UNE COUR ANNEXEE A LA COUR SUPREME PAR LA « PRIVATISATION » DES MEMBRES
Pourquoi, à l’exclusion notamment des « Professeurs de droit » et autres « personnalités qualifiées qui ont honoré le service de l’Etat » comme prévu à l’article 91 de la Constitution, les magistrats détiennent-ils le monopole absolu de la nouvelle Cour constitutionnelle ? Est-ce parce que les magistrats paraissent plus obéissants et donc plus façonnables que le Président IBK les adulerait tant ? La question reste posée. Toujours est-il qu’en leurs qualités d’avocats et de magistrats, les nouveaux Conseillers sont essentiellement des juristes privatistes qu’on a fait accompagner d’une petite poignée de juges administratifs ne comptant que pour du beurre. De toute évidence, ces magistrats et avocats ne peuvent avoir qu’une connaissance approximative de la chose constitutionnelle qui n’est point la leur, juridiquement parlant. Nul ne saurait être à la fois spécialiste de droit privé, spécialiste de droit administratif et spécialiste de droit constitutionnel, ces différentes branches du droit ne participant pas de la même logique juridique. Le monopole de la Cour constitutionnelle par les juges et les avocats condamne ainsi d’avance sa jurisprudence à une logique privatiste d’interprétation de la Constitution.
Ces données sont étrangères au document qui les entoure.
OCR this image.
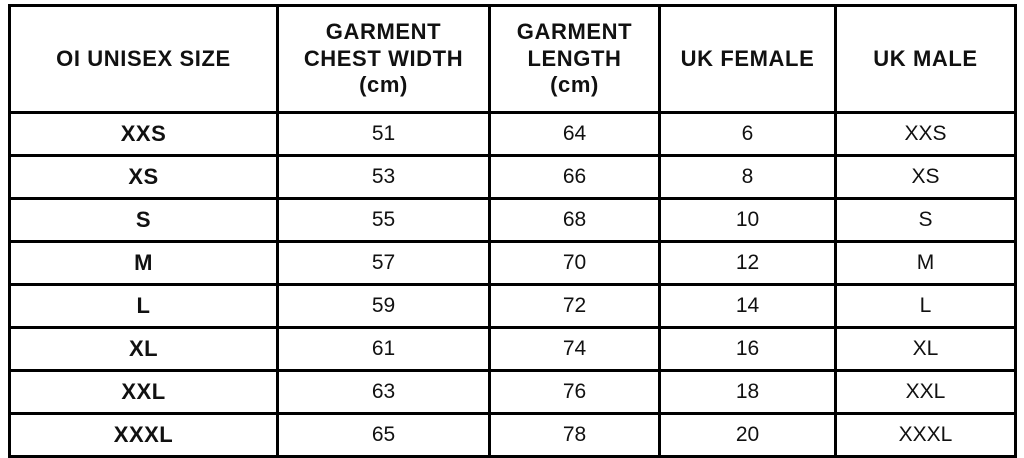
OI UNISEX SIZE	GARMENT
CHEST WIDTH
(cm)	GARMENT
LENGTH
(cm)	UK FEMALE	UK MALE

XXS	51	64	6	XXS
XS	53	66	8	XS
S	55	68	10	S
M	57	70	12	M
L	59	72	14	L
XL	61	74	16	XL
XXL	63	76	18	XXL
XXXL	65	78	20	XXXL
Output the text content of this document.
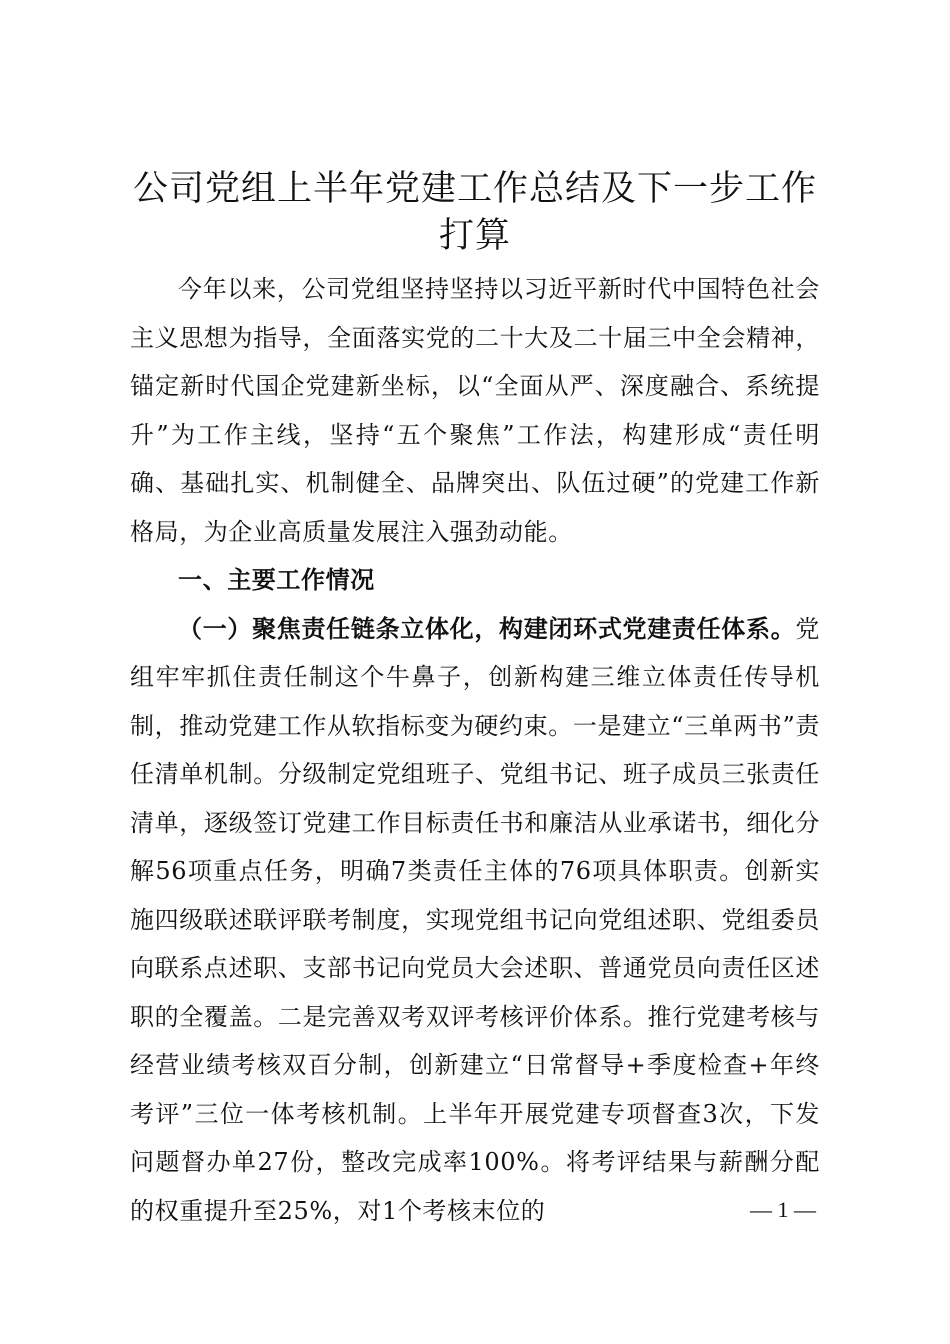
公司党组上半年党建工作总结及下一步工作打算

今年以来，公司党组坚持坚持以习近平新时代中国特色社会主义思想为指导，全面落实党的二十大及二十届三中全会精神，锚定新时代国企党建新坐标，以“全面从严、深度融合、系统提升”为工作主线，坚持“五个聚焦”工作法，构建形成“责任明确、基础扎实、机制健全、品牌突出、队伍过硬”的党建工作新格局，为企业高质量发展注入强劲动能。

一、主要工作情况

（一）聚焦责任链条立体化，构建闭环式党建责任体系。党组牢牢抓住责任制这个牛鼻子，创新构建三维立体责任传导机制，推动党建工作从软指标变为硬约束。一是建立“三单两书”责任清单机制。分级制定党组班子、党组书记、班子成员三张责任清单，逐级签订党建工作目标责任书和廉洁从业承诺书，细化分解56项重点任务，明确7类责任主体的76项具体职责。创新实施四级联述联评联考制度，实现党组书记向党组述职、党组委员向联系点述职、支部书记向党员大会述职、普通党员向责任区述职的全覆盖。二是完善双考双评考核评价体系。推行党建考核与经营业绩考核双百分制，创新建立“日常督导+季度检查+年终考评”三位一体考核机制。上半年开展党建专项督查3次，下发问题督办单27份，整改完成率100%。将考评结果与薪酬分配的权重提升至25%，对1个考核末位的	— 1 —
La Cour devient en quelque sorte une juridiction annexe de la Cour suprême, une sorte de Section de la Cour suprême nous renvoyant ainsi, par un recule formidable du point de vue démocratique, au bon vieux temps de la Section constitutionnelle en appendice de cette institution. Il est clair que la « privatisation » à outrance de la Cour constitutionnelle ne peut être que juridiquement pénalisante pour l’institution et contreproductive du point de vue de la qualité de ses œuvres jurisprudentielles au regard des missions constitutionnelles qui lui sont confiées. Les Maliens ne tarderont pas à s’en rendre compte.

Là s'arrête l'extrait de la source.